An area that has greatly benefited from this advantage is the medical imaging field in which most of the available data poses an uncertain nature, thus making it difficult, sometimes impossible, to know which features are relevant to the problem at hand. Currently, most of the DL applications within the medical imaging field are narrow, thus trained to solve very specific problems. Some of the most common applications include image classification, regression, segmentation, and synthesis. Applications of DL can be generally divided into two learning approaches: 1) supervised and 2) unsupervised [7]. In the supervised learning approach, there is a matched pair of data to train the model. For example, inputting positron emission tomography (PET) brain images of patients with and without Alzheimer’s disease into a DL model as two distinct classes for classification. Conversely, an unsupervised learning process is characterized for not possessing the same constraint (no matching data is included) [8], allowing the model to determine which are the important features within the dataset and how many distinct classes are present. While the former approach may be advantageous for some applications, in the case of medical imaging data, releasing the constraint offered by matching data may cause the DL model to find patterns that may not necessarily correlate with the clinical interpretation of the data. As a result, most applications of DL models for medical imaging have utilized supervised learning or a hybrid combination of both—unsupervised learning techniques have also been combined with common ML methods. For that reason, in this review, we attempt to present an overview DL and provide a guide on how to successfully implement DL techniques for medical imaging. To that end, Section II summarizes the elements of deep neural networks. Section III includes an overview of DL application in medical imaging.

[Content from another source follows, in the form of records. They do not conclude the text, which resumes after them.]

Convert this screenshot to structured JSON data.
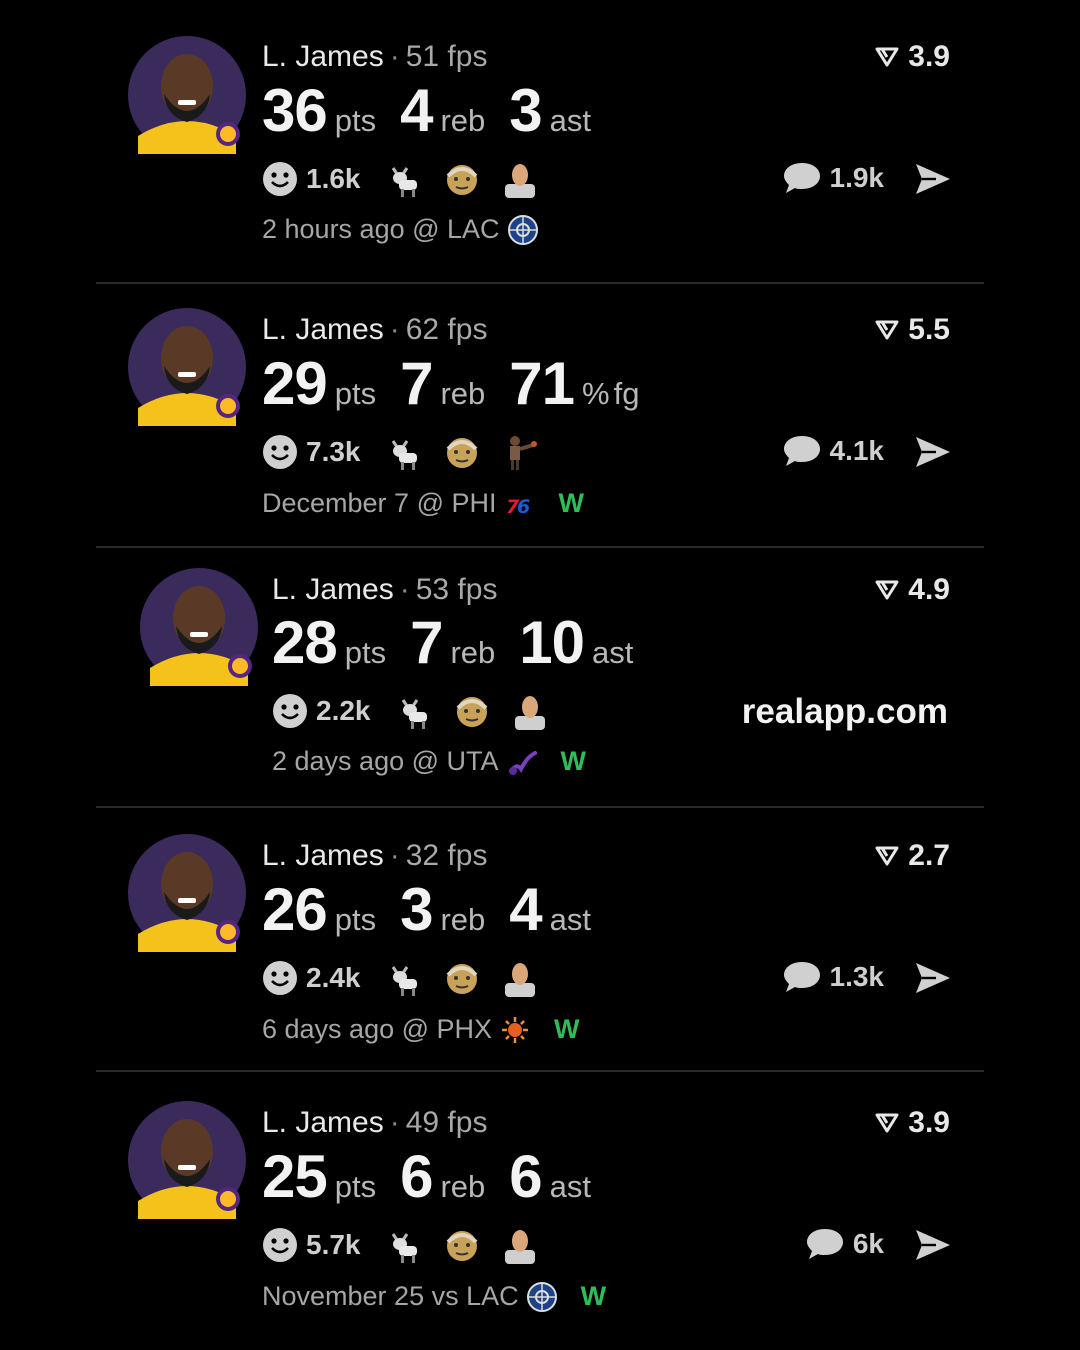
{
  "site": "realapp.com",
  "cards": [
    {
      "name": "L. James",
      "sep": "·",
      "fps": "51 fps",
      "score": "3.9",
      "stats": [
        {
          "n": "36",
          "u": "pts"
        },
        {
          "n": "4",
          "u": "reb"
        },
        {
          "n": "3",
          "u": "ast"
        }
      ],
      "reactions": "1.6k",
      "comments": "1.9k",
      "when": "2 hours ago @ LAC",
      "result": ""
    },
    {
      "name": "L. James",
      "sep": "·",
      "fps": "62 fps",
      "score": "5.5",
      "stats": [
        {
          "n": "29",
          "u": "pts"
        },
        {
          "n": "7",
          "u": "reb"
        },
        {
          "n": "71",
          "u": "%"
        },
        {
          "n": "",
          "u": "fg"
        }
      ],
      "reactions": "7.3k",
      "comments": "4.1k",
      "when": "December 7 @ PHI",
      "result": "W"
    },
    {
      "name": "L. James",
      "sep": "·",
      "fps": "53 fps",
      "score": "4.9",
      "stats": [
        {
          "n": "28",
          "u": "pts"
        },
        {
          "n": "7",
          "u": "reb"
        },
        {
          "n": "10",
          "u": "ast"
        }
      ],
      "reactions": "2.2k",
      "comments": "",
      "when": "2 days ago @ UTA",
      "result": "W"
    },
    {
      "name": "L. James",
      "sep": "·",
      "fps": "32 fps",
      "score": "2.7",
      "stats": [
        {
          "n": "26",
          "u": "pts"
        },
        {
          "n": "3",
          "u": "reb"
        },
        {
          "n": "4",
          "u": "ast"
        }
      ],
      "reactions": "2.4k",
      "comments": "1.3k",
      "when": "6 days ago @ PHX",
      "result": "W"
    },
    {
      "name": "L. James",
      "sep": "·",
      "fps": "49 fps",
      "score": "3.9",
      "stats": [
        {
          "n": "25",
          "u": "pts"
        },
        {
          "n": "6",
          "u": "reb"
        },
        {
          "n": "6",
          "u": "ast"
        }
      ],
      "reactions": "5.7k",
      "comments": "6k",
      "when": "November 25 vs LAC",
      "result": "W"
    }
  ]
}
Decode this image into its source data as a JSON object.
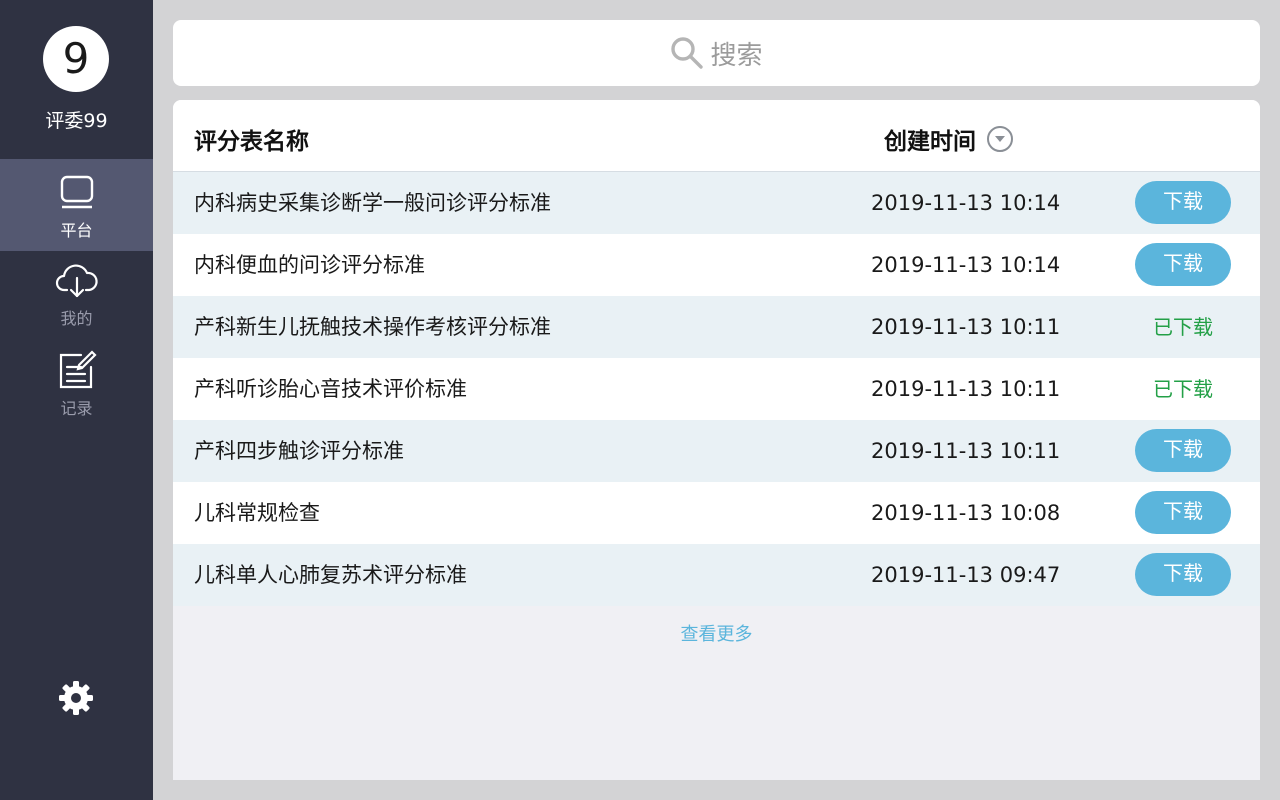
{
  "sidebar": {
    "avatar_text": "9",
    "user_name": "评委99",
    "nav": [
      {
        "label": "平台",
        "icon": "monitor-icon",
        "active": true
      },
      {
        "label": "我的",
        "icon": "cloud-download-icon",
        "active": false
      },
      {
        "label": "记录",
        "icon": "edit-note-icon",
        "active": false
      }
    ],
    "settings_icon": "gear-icon"
  },
  "search": {
    "placeholder": "搜索",
    "icon": "search-icon"
  },
  "table": {
    "headers": {
      "name": "评分表名称",
      "time": "创建时间"
    },
    "rows": [
      {
        "name": "内科病史采集诊断学一般问诊评分标准",
        "time": "2019-11-13 10:14",
        "action": "下载",
        "downloaded": false
      },
      {
        "name": "内科便血的问诊评分标准",
        "time": "2019-11-13 10:14",
        "action": "下载",
        "downloaded": false
      },
      {
        "name": "产科新生儿抚触技术操作考核评分标准",
        "time": "2019-11-13 10:11",
        "action": "已下载",
        "downloaded": true
      },
      {
        "name": "产科听诊胎心音技术评价标准",
        "time": "2019-11-13 10:11",
        "action": "已下载",
        "downloaded": true
      },
      {
        "name": "产科四步触诊评分标准",
        "time": "2019-11-13 10:11",
        "action": "下载",
        "downloaded": false
      },
      {
        "name": "儿科常规检查",
        "time": "2019-11-13 10:08",
        "action": "下载",
        "downloaded": false
      },
      {
        "name": "儿科单人心肺复苏术评分标准",
        "time": "2019-11-13 09:47",
        "action": "下载",
        "downloaded": false
      }
    ],
    "more_label": "查看更多"
  },
  "colors": {
    "sidebar_bg": "#2f3242",
    "sidebar_active": "#545871",
    "accent": "#5bb5dc",
    "downloaded_green": "#23a047",
    "row_alt": "#e9f1f5"
  }
}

Furthermore, the steps needed to train a neural network are included in Section IV, followed by a discussion of robustness (Section V) and limitations (Section VI).

II. Elements of Deep Neural Networks

A. What Is Deep Neural Network?

Deep neural networks and DL have become a highly successful and popular research topic because of their excellent performance in many benchmark problems and applications [9], especially in the fields of the control system, natural language processing, information retrieval, computer vision, and image analysis [6], [10], [11]. Kohonen [12] gave a widely used definition in 1988 as follows:

“Artificial neural networks are massively parallel interconnected networks of simple (usually adaptive) elements and their hierarchical organizations which are intended to interact with the objects of the real world in the same way as biological nervous system do.”

1). Historical Development of Deep Neural Networks:

Neural networks have been studied for many years. In 1943, McCulloch and Pitts [13] put forward the famous M-P neuron model, which described artificial neurons with Boolean inputs and a binary output. In 1949, Hebb [14] introduced a learning rule that described how the connection between neurons was affected by neural activities, which could be used for updating weights of neural networks. In 1958, Rosenblatt [15] applied the Hebb rule to the M-P model and proposed the perceptron idea, which performed well in solving logic conjunction, disjunction, and negation problems. However, in 1969, Minsky [16] pointed out that the single-layer perceptron could not solve the logic exclusive disjunction problem. However, the multilayer perceptron (MLP) could, but there were no learning rules for updating weights of MLP, which made the research on neural networks sluggish for many years. Inspired by Hubel and Wiesel’s work [17]–[19], Fukushima [20] invented the neocognitron network in 1980 based on the previous work, the cognitron [21]. The neocognitron is a hierarchical and multilayer neural network, which holds many similarities to modern convolutional neural networks (CNNs). In 1985, Rumelhart et al. [22] supplied the backpropagation algorithm, which solved the MLP’s training problems. In 1989, LeCun et al. [23] applied the backpropagation algorithm to the training of multilayer neural networks named LeNet applied to identify handwritten numerals. In 1998, LeCun [24] put forward the LeNet-5, which presaged the coming of CNNs. In 2006, Hinton et al. [25] proposed the deep belief network (DBN), which gave a solution to the training of deep neural networks. In 2012, Krizhevsky et al. [26] created AlexNet and won the ImageNet competition (to perform visual object recognition from photographs). AlexNet was a historical breakthrough in neural network performance and capability. Since then, neural networks have undergone rapid development and developed in four main directions: 1) increasing the depth (number of layers) of neural networks, like the VGGNet [27]; 2) reinforcing the convolutional layer’s function, like the GoogleNet [28]; 3) transferring tasks from classification to detection, like the RCNN [29], Fast RCNN [30], and Faster R-CNN [31]; and 4) adding new functional modules, like FCN [32], UNet [33], and STNet [34].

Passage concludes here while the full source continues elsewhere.